Yeah, creating something from nothing has always been a theme of mine. Like a painter, it's a blank canvas, and I paint. And I love painting; it's a metaphor for the music that I create as well.
I just want to say thank you so much for your time and for coming in today. One lasting question I wanted to ask, what will Bernadette Anderson Way stand to serve? What will it symbolize?

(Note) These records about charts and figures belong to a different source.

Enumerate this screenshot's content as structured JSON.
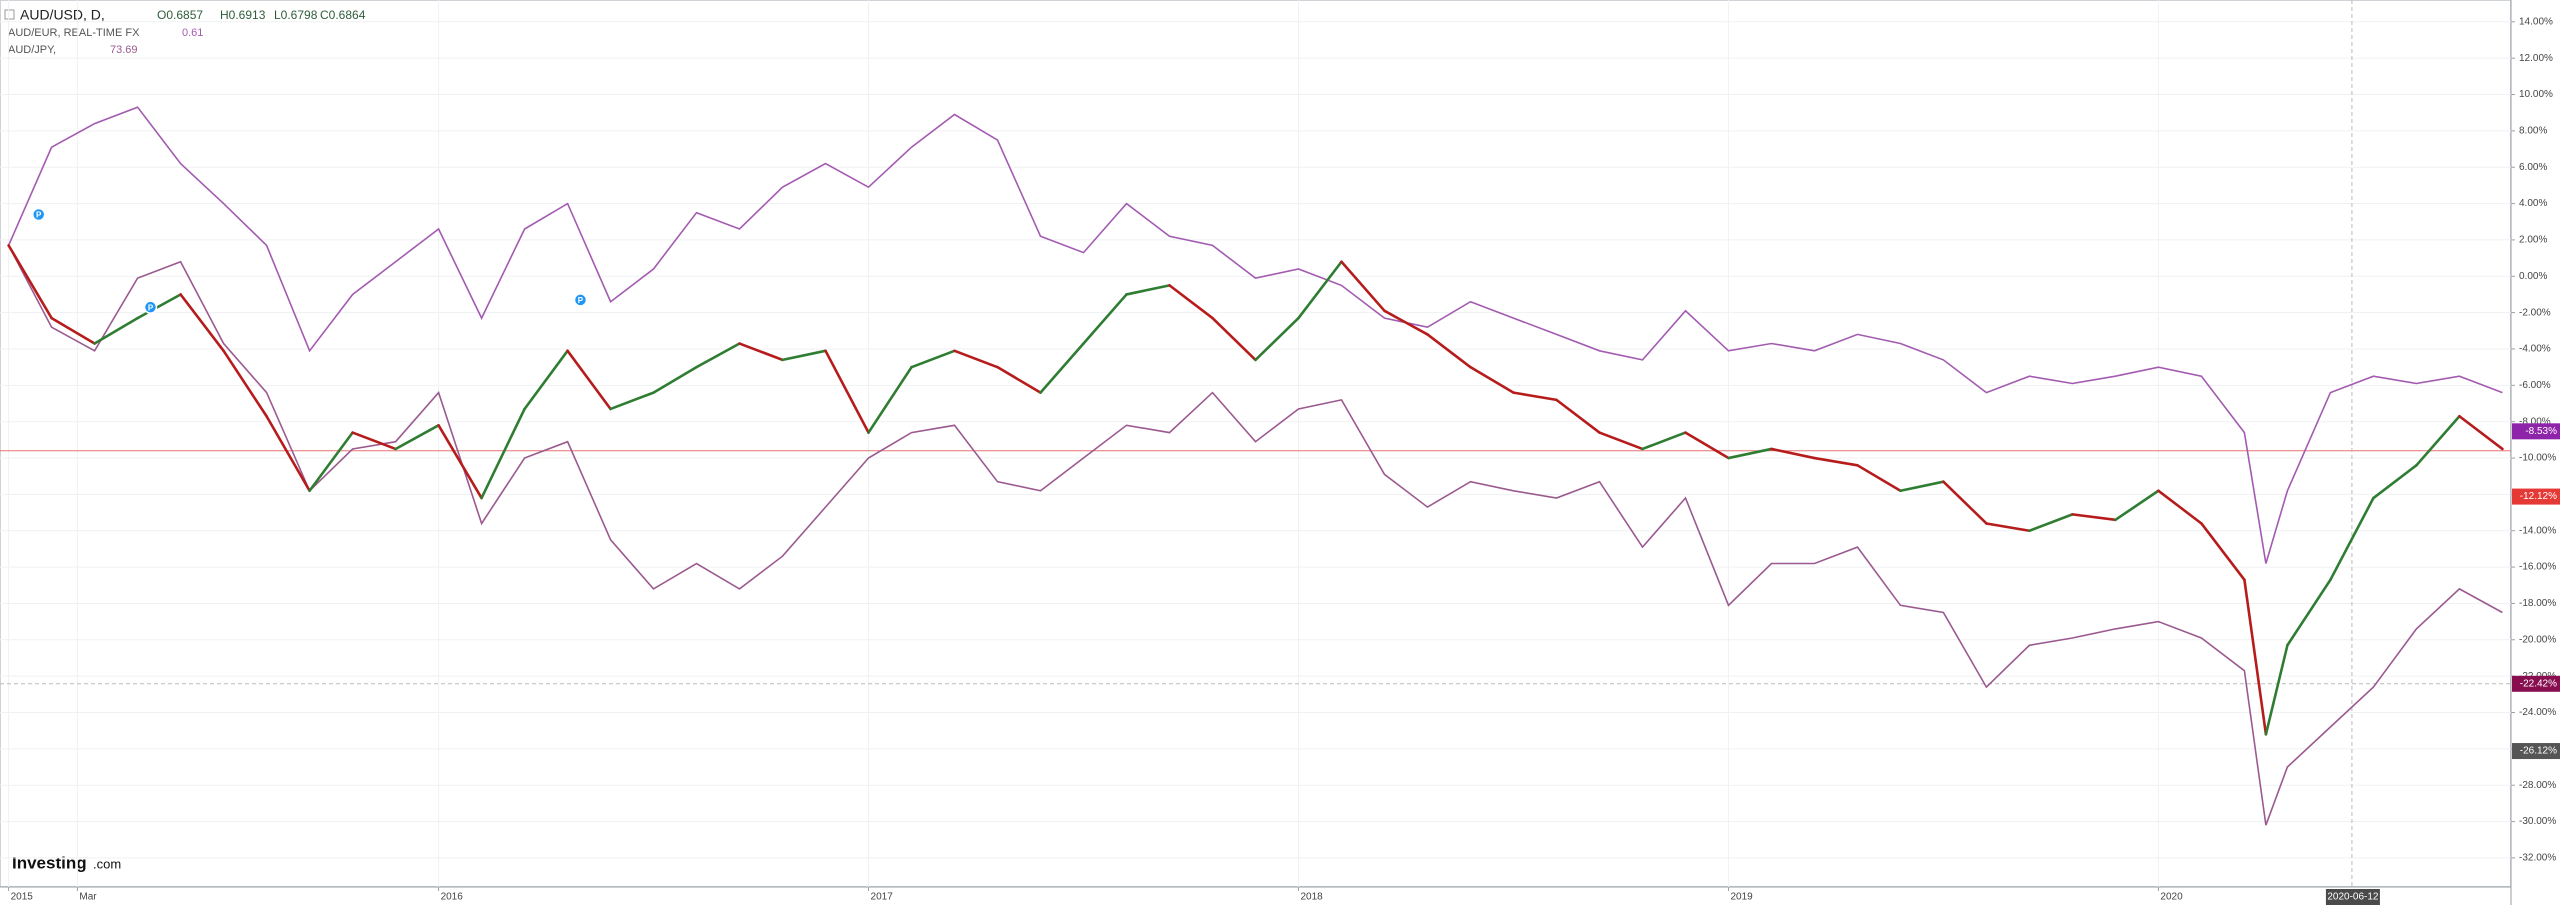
{
  "chart_data": {
    "type": "line",
    "xlim": [
      2014.98,
      2020.82
    ],
    "ylim": [
      -33.6,
      15.2
    ],
    "grid": true,
    "xticks": [
      2015,
      {
        "value": 2015.16,
        "label": "Mar"
      },
      2016,
      2017,
      2018,
      2019,
      2020
    ],
    "crosshair": {
      "value": 2020.45,
      "label": "2020-06-12"
    },
    "yticks": [
      {
        "value": 14,
        "label": "14.00%"
      },
      {
        "value": 12,
        "label": "12.00%"
      },
      {
        "value": 10,
        "label": "10.00%"
      },
      {
        "value": 8,
        "label": "8.00%"
      },
      {
        "value": 6,
        "label": "6.00%"
      },
      {
        "value": 4,
        "label": "4.00%"
      },
      {
        "value": 2,
        "label": "2.00%"
      },
      {
        "value": 0,
        "label": "0.00%"
      },
      {
        "value": -2,
        "label": "-2.00%"
      },
      {
        "value": -4,
        "label": "-4.00%"
      },
      {
        "value": -6,
        "label": "-6.00%"
      },
      {
        "value": -8,
        "label": "-8.00%"
      },
      {
        "value": -10,
        "label": "-10.00%"
      },
      {
        "value": -12,
        "label": "-12.00%"
      },
      {
        "value": -14,
        "label": "-14.00%"
      },
      {
        "value": -16,
        "label": "-16.00%"
      },
      {
        "value": -18,
        "label": "-18.00%"
      },
      {
        "value": -20,
        "label": "-20.00%"
      },
      {
        "value": -22,
        "label": "-22.00%"
      },
      {
        "value": -24,
        "label": "-24.00%"
      },
      {
        "value": -26,
        "label": "-26.00%"
      },
      {
        "value": -28,
        "label": "-28.00%"
      },
      {
        "value": -30,
        "label": "-30.00%"
      },
      {
        "value": -32,
        "label": "-32.00%"
      }
    ],
    "x": [
      2015.0,
      2015.1,
      2015.2,
      2015.3,
      2015.4,
      2015.5,
      2015.6,
      2015.7,
      2015.8,
      2015.9,
      2016.0,
      2016.1,
      2016.2,
      2016.3,
      2016.4,
      2016.5,
      2016.6,
      2016.7,
      2016.8,
      2016.9,
      2017.0,
      2017.1,
      2017.2,
      2017.3,
      2017.4,
      2017.5,
      2017.6,
      2017.7,
      2017.8,
      2017.9,
      2018.0,
      2018.1,
      2018.2,
      2018.3,
      2018.4,
      2018.5,
      2018.6,
      2018.7,
      2018.8,
      2018.9,
      2019.0,
      2019.1,
      2019.2,
      2019.3,
      2019.4,
      2019.5,
      2019.6,
      2019.7,
      2019.8,
      2019.9,
      2020.0,
      2020.1,
      2020.2,
      2020.25,
      2020.3,
      2020.4,
      2020.5,
      2020.6,
      2020.7,
      2020.8
    ],
    "series": [
      {
        "name": "AUD/USD, D,",
        "readout": [
          "O0.6857",
          "H0.6913",
          "L0.6798",
          "C0.6864"
        ],
        "color": "#1b1b1b",
        "up_color": "#2e7d32",
        "down_color": "#b71c1c",
        "values": [
          1.7,
          -2.3,
          -3.7,
          -2.3,
          -1.0,
          -4.1,
          -7.7,
          -11.8,
          -8.6,
          -9.5,
          -8.2,
          -12.2,
          -7.3,
          -4.1,
          -7.3,
          -6.4,
          -5.0,
          -3.7,
          -4.6,
          -4.1,
          -8.6,
          -5.0,
          -4.1,
          -5.0,
          -6.4,
          -3.7,
          -1.0,
          -0.5,
          -2.3,
          -4.6,
          -2.3,
          0.8,
          -1.9,
          -3.2,
          -5.0,
          -6.4,
          -6.8,
          -8.6,
          -9.5,
          -8.6,
          -10.0,
          -9.5,
          -10.0,
          -10.4,
          -11.8,
          -11.3,
          -13.6,
          -14.0,
          -13.1,
          -13.4,
          -11.8,
          -13.6,
          -16.7,
          -25.2,
          -20.3,
          -16.7,
          -12.2,
          -10.4,
          -7.7,
          -9.5
        ]
      },
      {
        "name": "AUD/EUR, REAL-TIME FX",
        "readout": [
          "0.61"
        ],
        "color": "#a35bb0",
        "values": [
          1.7,
          7.1,
          8.4,
          9.3,
          6.2,
          4.0,
          1.7,
          -4.1,
          -1.0,
          0.8,
          2.6,
          -2.3,
          2.6,
          4.0,
          -1.4,
          0.4,
          3.5,
          2.6,
          4.9,
          6.2,
          4.9,
          7.1,
          8.9,
          7.5,
          2.2,
          1.3,
          4.0,
          2.2,
          1.7,
          -0.1,
          0.4,
          -0.5,
          -2.3,
          -2.8,
          -1.4,
          -2.3,
          -3.2,
          -4.1,
          -4.6,
          -1.9,
          -4.1,
          -3.7,
          -4.1,
          -3.2,
          -3.7,
          -4.6,
          -6.4,
          -5.5,
          -5.9,
          -5.5,
          -5.0,
          -5.5,
          -8.6,
          -15.8,
          -11.8,
          -6.4,
          -5.5,
          -5.9,
          -5.5,
          -6.4
        ]
      },
      {
        "name": "AUD/JPY,",
        "readout": [
          "73.69"
        ],
        "color": "#9b5a8f",
        "values": [
          1.7,
          -2.8,
          -4.1,
          -0.1,
          0.8,
          -3.7,
          -6.4,
          -11.8,
          -9.5,
          -9.1,
          -6.4,
          -13.6,
          -10.0,
          -9.1,
          -14.5,
          -17.2,
          -15.8,
          -17.2,
          -15.4,
          -12.7,
          -10.0,
          -8.6,
          -8.2,
          -11.3,
          -11.8,
          -10.0,
          -8.2,
          -8.6,
          -6.4,
          -9.1,
          -7.3,
          -6.8,
          -10.9,
          -12.7,
          -11.3,
          -11.8,
          -12.2,
          -11.3,
          -14.9,
          -12.2,
          -18.1,
          -15.8,
          -15.8,
          -14.9,
          -18.1,
          -18.5,
          -22.6,
          -20.3,
          -19.9,
          -19.4,
          -19.0,
          -19.9,
          -21.7,
          -30.2,
          -27.0,
          -24.8,
          -22.6,
          -19.4,
          -17.2,
          -18.5
        ]
      }
    ],
    "price_line": -9.6,
    "last_value_labels": [
      {
        "value": -8.53,
        "label": "-8.53%",
        "color": "#8e24aa"
      },
      {
        "value": -12.12,
        "label": "-12.12%",
        "color": "#e53935"
      },
      {
        "value": -22.42,
        "label": "-22.42%",
        "color": "#880e4f"
      },
      {
        "value": -26.12,
        "label": "-26.12%",
        "color": "#555555"
      }
    ],
    "markers": [
      {
        "label": "P",
        "x": 2015.07,
        "y": 3.4
      },
      {
        "label": "P",
        "x": 2015.33,
        "y": -1.7
      },
      {
        "label": "P",
        "x": 2016.33,
        "y": -1.3
      }
    ],
    "logo": {
      "brand": "Investing",
      "suffix": ".com"
    }
  }
}
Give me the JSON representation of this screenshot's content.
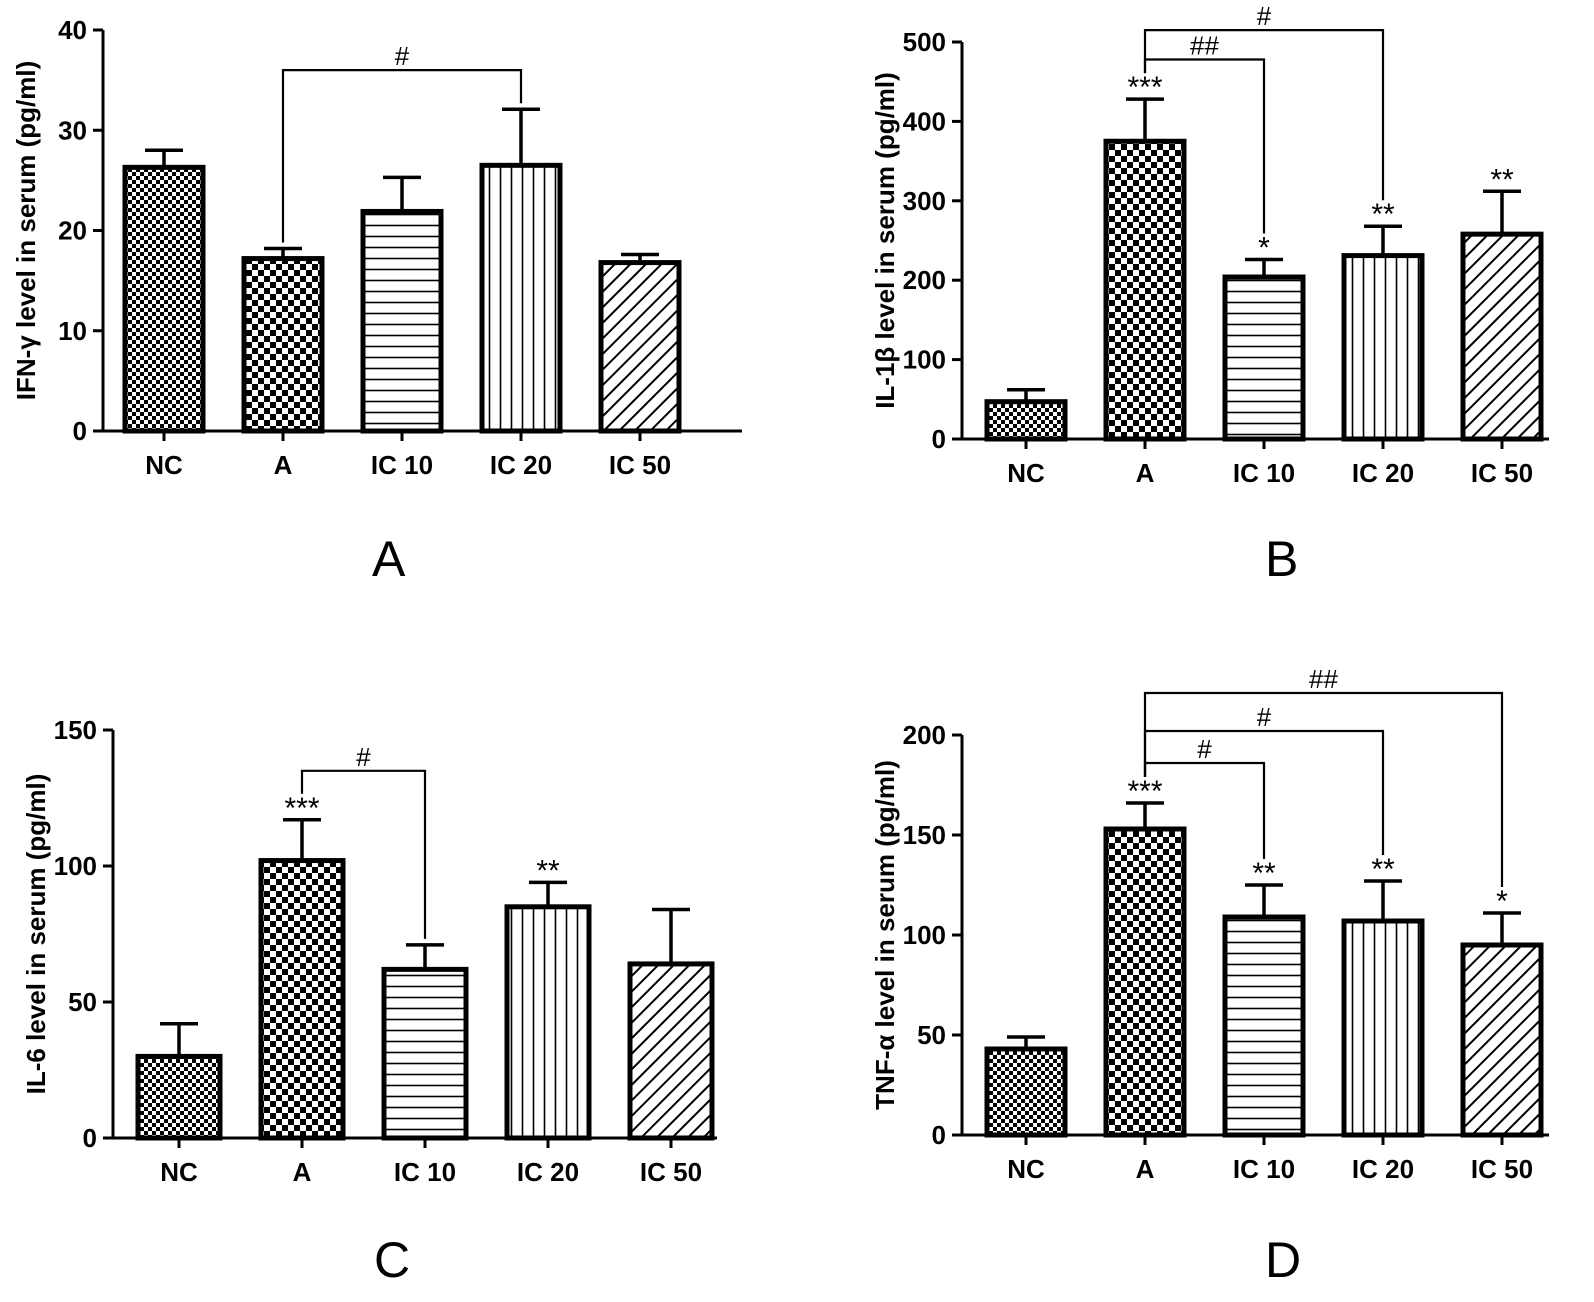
{
  "chart_data": [
    {
      "panel": "A",
      "type": "bar",
      "ylabel": "IFN-γ level in serum (pg/ml)",
      "ylim": [
        0,
        40
      ],
      "yticks": [
        0,
        10,
        20,
        30,
        40
      ],
      "categories": [
        "NC",
        "A",
        "IC 10",
        "IC 20",
        "IC 50"
      ],
      "values": [
        26.3,
        17.2,
        21.9,
        26.5,
        16.8
      ],
      "errors": [
        1.7,
        1.0,
        3.4,
        5.6,
        0.8
      ],
      "patterns": [
        "checker-fine",
        "checker",
        "hlines",
        "vlines",
        "diag"
      ],
      "significance": [
        "",
        "",
        "",
        "",
        ""
      ],
      "brackets": [
        {
          "from": 1,
          "to": 3,
          "label": "#",
          "level": 36
        }
      ]
    },
    {
      "panel": "B",
      "type": "bar",
      "ylabel": "IL-1β level in serum (pg/ml)",
      "ylim": [
        0,
        500
      ],
      "yticks": [
        0,
        100,
        200,
        300,
        400,
        500
      ],
      "categories": [
        "NC",
        "A",
        "IC 10",
        "IC 20",
        "IC 50"
      ],
      "values": [
        47,
        375,
        204,
        231,
        258
      ],
      "errors": [
        15,
        53,
        22,
        37,
        54
      ],
      "patterns": [
        "checker-fine",
        "checker",
        "hlines",
        "vlines",
        "diag"
      ],
      "significance": [
        "",
        "***",
        "*",
        "**",
        "**"
      ],
      "brackets": [
        {
          "from": 1,
          "to": 3,
          "label": "#",
          "level": 515
        },
        {
          "from": 1,
          "to": 2,
          "label": "##",
          "level": 478
        }
      ]
    },
    {
      "panel": "C",
      "type": "bar",
      "ylabel": "IL-6 level in serum (pg/ml)",
      "ylim": [
        0,
        150
      ],
      "yticks": [
        0,
        50,
        100,
        150
      ],
      "categories": [
        "NC",
        "A",
        "IC 10",
        "IC 20",
        "IC 50"
      ],
      "values": [
        30,
        102,
        62,
        85,
        64
      ],
      "errors": [
        12,
        15,
        9,
        9,
        20
      ],
      "patterns": [
        "checker-fine",
        "checker",
        "hlines",
        "vlines",
        "diag"
      ],
      "significance": [
        "",
        "***",
        "",
        "**",
        ""
      ],
      "brackets": [
        {
          "from": 1,
          "to": 2,
          "label": "#",
          "level": 135
        }
      ]
    },
    {
      "panel": "D",
      "type": "bar",
      "ylabel": "TNF-α level in serum (pg/ml)",
      "ylim": [
        0,
        200
      ],
      "yticks": [
        0,
        50,
        100,
        150,
        200
      ],
      "categories": [
        "NC",
        "A",
        "IC 10",
        "IC 20",
        "IC 50"
      ],
      "values": [
        43,
        153,
        109,
        107,
        95
      ],
      "errors": [
        6,
        13,
        16,
        20,
        16
      ],
      "patterns": [
        "checker-fine",
        "checker",
        "hlines",
        "vlines",
        "diag"
      ],
      "significance": [
        "",
        "***",
        "**",
        "**",
        "*"
      ],
      "brackets": [
        {
          "from": 1,
          "to": 4,
          "label": "##",
          "level": 221
        },
        {
          "from": 1,
          "to": 3,
          "label": "#",
          "level": 202
        },
        {
          "from": 1,
          "to": 2,
          "label": "#",
          "level": 186
        }
      ]
    }
  ]
}
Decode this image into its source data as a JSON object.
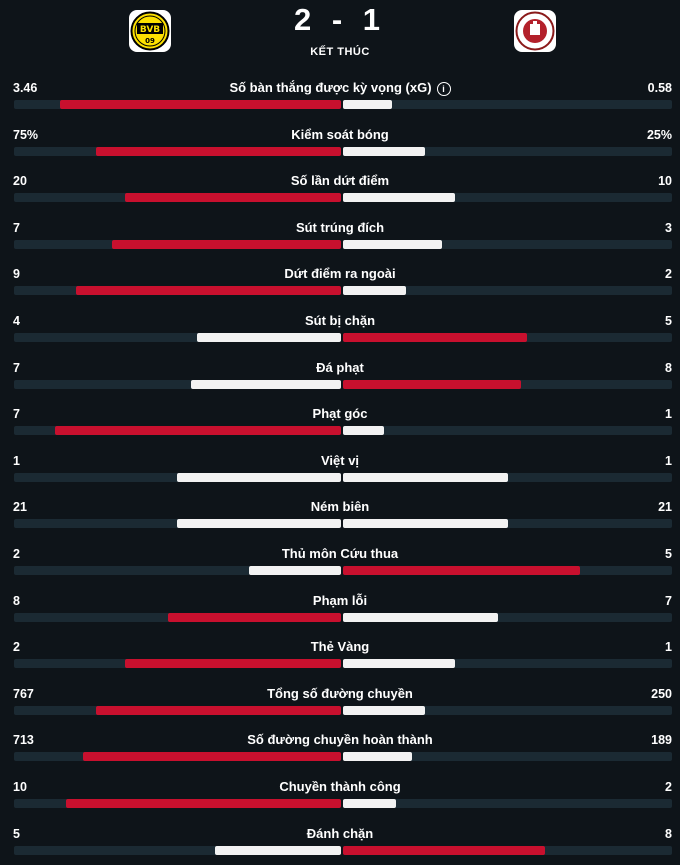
{
  "match": {
    "score": "2 - 1",
    "status": "KẾT THÚC",
    "home_logo": "bvb-logo",
    "away_logo": "st-pauli-logo"
  },
  "colors": {
    "background": "#0e1419",
    "track": "#1b2a33",
    "leader_bar": "#c8102e",
    "other_bar": "#f2f2f2"
  },
  "stats": [
    {
      "label": "Số bàn thắng được kỳ vọng (xG)",
      "home": "3.46",
      "away": "0.58",
      "home_share": 0.86,
      "away_share": 0.15,
      "leader": "home",
      "info_icon": true
    },
    {
      "label": "Kiểm soát bóng",
      "home": "75%",
      "away": "25%",
      "home_share": 0.75,
      "away_share": 0.25,
      "leader": "home"
    },
    {
      "label": "Số lần dứt điểm",
      "home": "20",
      "away": "10",
      "home_share": 0.66,
      "away_share": 0.34,
      "leader": "home"
    },
    {
      "label": "Sút trúng đích",
      "home": "7",
      "away": "3",
      "home_share": 0.7,
      "away_share": 0.3,
      "leader": "home"
    },
    {
      "label": "Dứt điểm ra ngoài",
      "home": "9",
      "away": "2",
      "home_share": 0.81,
      "away_share": 0.19,
      "leader": "home"
    },
    {
      "label": "Sút bị chặn",
      "home": "4",
      "away": "5",
      "home_share": 0.44,
      "away_share": 0.56,
      "leader": "away"
    },
    {
      "label": "Đá phạt",
      "home": "7",
      "away": "8",
      "home_share": 0.46,
      "away_share": 0.54,
      "leader": "away"
    },
    {
      "label": "Phạt góc",
      "home": "7",
      "away": "1",
      "home_share": 0.875,
      "away_share": 0.125,
      "leader": "home"
    },
    {
      "label": "Việt vị",
      "home": "1",
      "away": "1",
      "home_share": 0.5,
      "away_share": 0.5,
      "leader": "none"
    },
    {
      "label": "Ném biên",
      "home": "21",
      "away": "21",
      "home_share": 0.5,
      "away_share": 0.5,
      "leader": "none"
    },
    {
      "label": "Thủ môn Cứu thua",
      "home": "2",
      "away": "5",
      "home_share": 0.28,
      "away_share": 0.72,
      "leader": "away"
    },
    {
      "label": "Phạm lỗi",
      "home": "8",
      "away": "7",
      "home_share": 0.53,
      "away_share": 0.47,
      "leader": "home"
    },
    {
      "label": "Thẻ Vàng",
      "home": "2",
      "away": "1",
      "home_share": 0.66,
      "away_share": 0.34,
      "leader": "home"
    },
    {
      "label": "Tổng số đường chuyền",
      "home": "767",
      "away": "250",
      "home_share": 0.75,
      "away_share": 0.25,
      "leader": "home"
    },
    {
      "label": "Số đường chuyền hoàn thành",
      "home": "713",
      "away": "189",
      "home_share": 0.79,
      "away_share": 0.21,
      "leader": "home"
    },
    {
      "label": "Chuyền thành công",
      "home": "10",
      "away": "2",
      "home_share": 0.84,
      "away_share": 0.16,
      "leader": "home"
    },
    {
      "label": "Đánh chặn",
      "home": "5",
      "away": "8",
      "home_share": 0.385,
      "away_share": 0.615,
      "leader": "away"
    }
  ]
}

A lot of young women, especially Black women, can look at my mother's journey and see, understand where she came from — because it was a very, very rough journey, there was nothing simple about it — and realize that you too, can overcome many, many obstacles and reach a point where people are respecting you, to the point where you have a street named after you, and that's what that says. It says a lot to the community, but all over the world. Because the beautiful thing about her blessings for us, myself, Prince, Jimmy Jam and Terry Lewis, they're all a product of — it all came from that hub, and went out to the world. And my mother, sort of, giving that kiss, hug, whatever you want to call it, made it so that it's a worldwide thing. So it's not just relegated to Minneapolis, it's all over the world. And I get people from as far as Australia, Ethiopia, you name it, London, Paris, everywhere. People contact me and say, "man, it's such an honor that your mom is —" and this is all over the world. And that's a blessing. And my mother would be so proud. So I'm super proud, and I really have to thank everybody that made this happen.